The daughter, on the other hand, had been institutionalized during most of her recent years with bipolar disorder. It’s unclear from the written opinion whether the trial court had reserved the issue of postmajority support. However, the opinion ends with a statement endorsing this approach. The appeals court clarified that a petition for postmajority support can be filed after the child reaches the age of majority “as long as the disability occurred during the child’s minority and continued thereafter.” Citing Elliott v. Bretherick, 555 So.2d 1109, 1111 (Ala. Civ. App. 1989).

Lee’s note: The appeals court appears to be instructing trial courts to err on the side of reserving for postmajority support. But there seems to be no mandate to order it until just before the age of majority or maybe even after it.

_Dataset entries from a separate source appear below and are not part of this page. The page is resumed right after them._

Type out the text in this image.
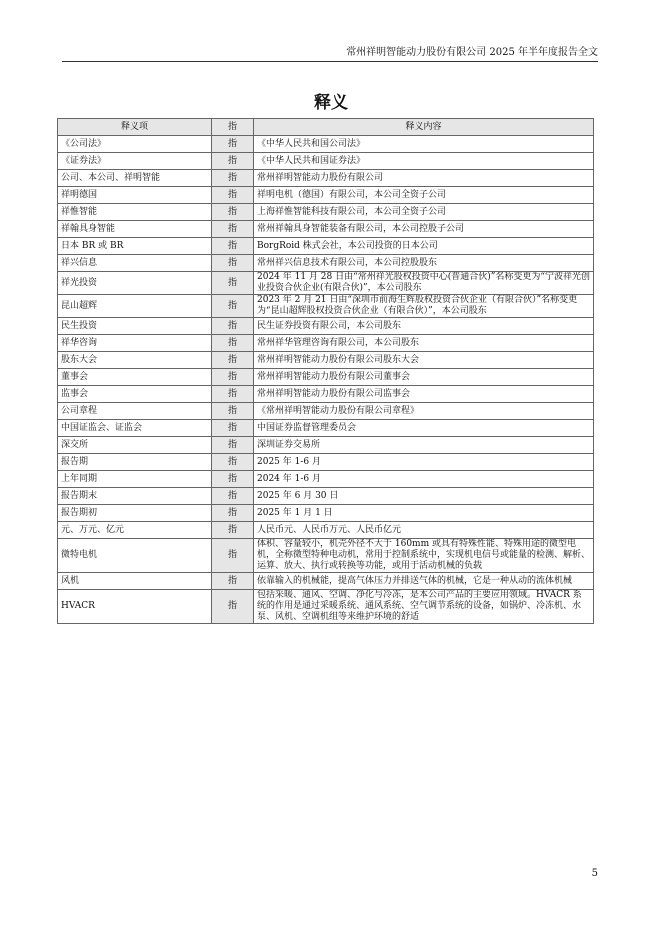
常州祥明智能动力股份有限公司 2025 年半年度报告全文
释义
释义项	指	释义内容
《公司法》	指	《中华人民共和国公司法》
《证券法》	指	《中华人民共和国证券法》
公司、本公司、祥明智能	指	常州祥明智能动力股份有限公司
祥明德国	指	祥明电机（德国）有限公司，本公司全资子公司
祥惟智能	指	上海祥惟智能科技有限公司，本公司全资子公司
祥翰具身智能	指	常州祥翰具身智能装备有限公司，本公司控股子公司
日本 BR 或 BR	指	BorgRoid 株式会社，本公司投资的日本公司
祥兴信息	指	常州祥兴信息技术有限公司，本公司控股股东
祥光投资	指	2024 年 11 月 28 日由“常州祥光股权投资中心(普通合伙)”名称变更为“宁波祥光创业投资合伙企业(有限合伙)”，本公司股东
昆山超辉	指	2023 年 2 月 21 日由“深圳市前海生辉股权投资合伙企业（有限合伙）”名称变更为“昆山超辉股权投资合伙企业（有限合伙）”，本公司股东
民生投资	指	民生证券投资有限公司，本公司股东
祥华咨询	指	常州祥华管理咨询有限公司，本公司股东
股东大会	指	常州祥明智能动力股份有限公司股东大会
董事会	指	常州祥明智能动力股份有限公司董事会
监事会	指	常州祥明智能动力股份有限公司监事会
公司章程	指	《常州祥明智能动力股份有限公司章程》
中国证监会、证监会	指	中国证券监督管理委员会
深交所	指	深圳证券交易所
报告期	指	2025 年 1-6 月
上年同期	指	2024 年 1-6 月
报告期末	指	2025 年 6 月 30 日
报告期初	指	2025 年 1 月 1 日
元、万元、亿元	指	人民币元、人民币万元、人民币亿元
微特电机	指	体积、容量较小，机壳外径不大于 160mm 或具有特殊性能、特殊用途的微型电机，全称微型特种电动机，常用于控制系统中，实现机电信号或能量的检测、解析、运算、放大、执行或转换等功能，或用于活动机械的负载
风机	指	依靠输入的机械能，提高气体压力并排送气体的机械，它是一种从动的流体机械
HVACR	指	包括采暖、通风、空调、净化与冷冻，是本公司产品的主要应用领域。HVACR 系统的作用是通过采暖系统、通风系统、空气调节系统的设备，如锅炉、冷冻机、水泵、风机、空调机组等来维护环境的舒适
5
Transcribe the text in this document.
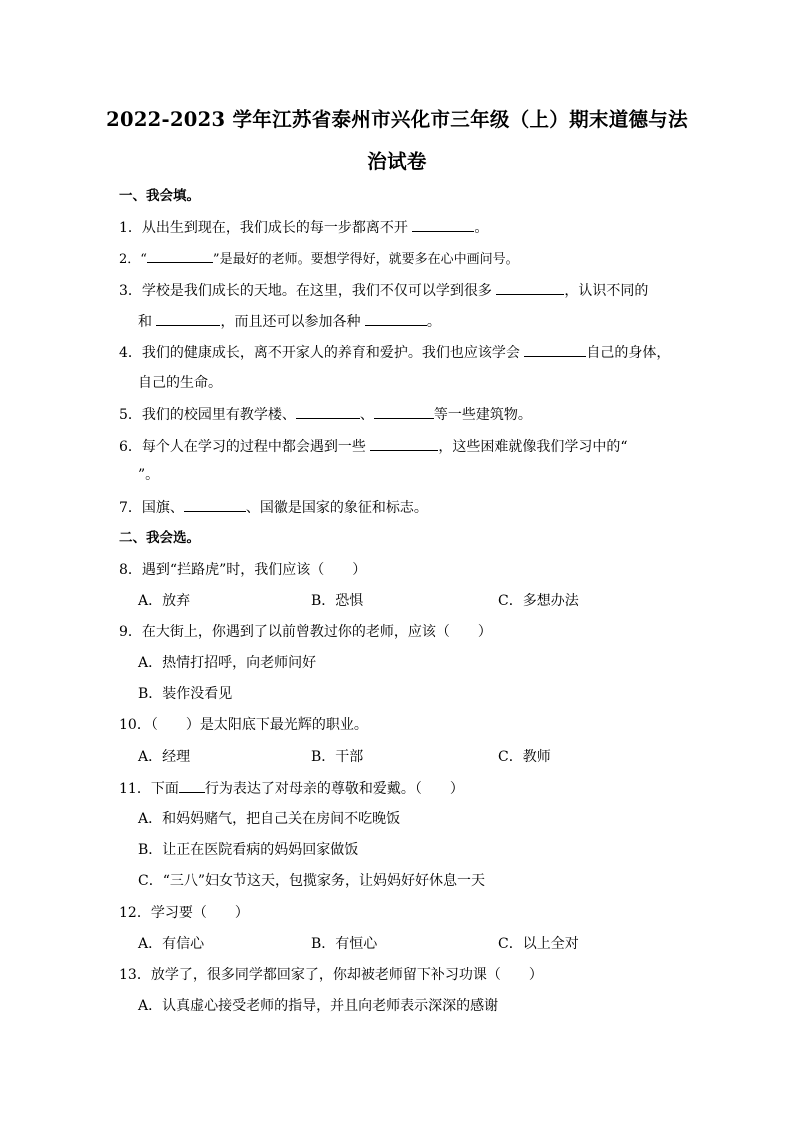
2022-2023 学年江苏省泰州市兴化市三年级（上）期末道德与法
治试卷
一、我会填。
1．从出生到现在，我们成长的每一步都离不开	。
2．“	”是最好的老师。要想学得好，就要多在心中画问号。
3．学校是我们成长的天地。在这里，我们不仅可以学到很多	，认识不同的
和	，而且还可以参加各种	。
4．我们的健康成长，离不开家人的养育和爱护。我们也应该学会	自己的身体，
自己的生命。
5．我们的校园里有教学楼、	、	等一些建筑物。
6．每个人在学习的过程中都会遇到一些	，这些困难就像我们学习中的“
”。
7．国旗、	、国徽是国家的象征和标志。
二、我会选。
8．遇到“拦路虎”时，我们应该（　　）
A．放弃	B．恐惧	C．多想办法
9．在大街上，你遇到了以前曾教过你的老师，应该（　　）
A．热情打招呼，向老师问好
B．装作没看见
10．（　　）是太阳底下最光辉的职业。
A．经理	B．干部	C．教师
11．下面 行为表达了对母亲的尊敬和爱戴。（　　）
A．和妈妈赌气，把自己关在房间不吃晚饭
B．让正在医院看病的妈妈回家做饭
C．“三八”妇女节这天，包揽家务，让妈妈好好休息一天
12．学习要（　　）
A．有信心	B．有恒心	C．以上全对
13．放学了，很多同学都回家了，你却被老师留下补习功课（　　）
A．认真虚心接受老师的指导，并且向老师表示深深的感谢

You cannot deal with postmajority support for disabled children in Alabama without at least cocking one eye at the Alabama supreme court and its recent decision in Ex parte Christopher, 145 So. 3d 60 (Ala. 2013). The Christopher court swept away the concept of postmajority education support, declaring that the term “children” does not include adult children. The Christopher court made it clear that it did not at that time have the issue of postmajority support for disability before it. And the appeals court has subsequently declared that the concept of postmajority support for disabled children as established in Ex parte Brewington, 445 So. 2d 294 (Ala. 1983) “remains good law at this point.” Knepton v. Knepton, 199 So. 3d 44, 47 (Ala. Civ. App. 2015).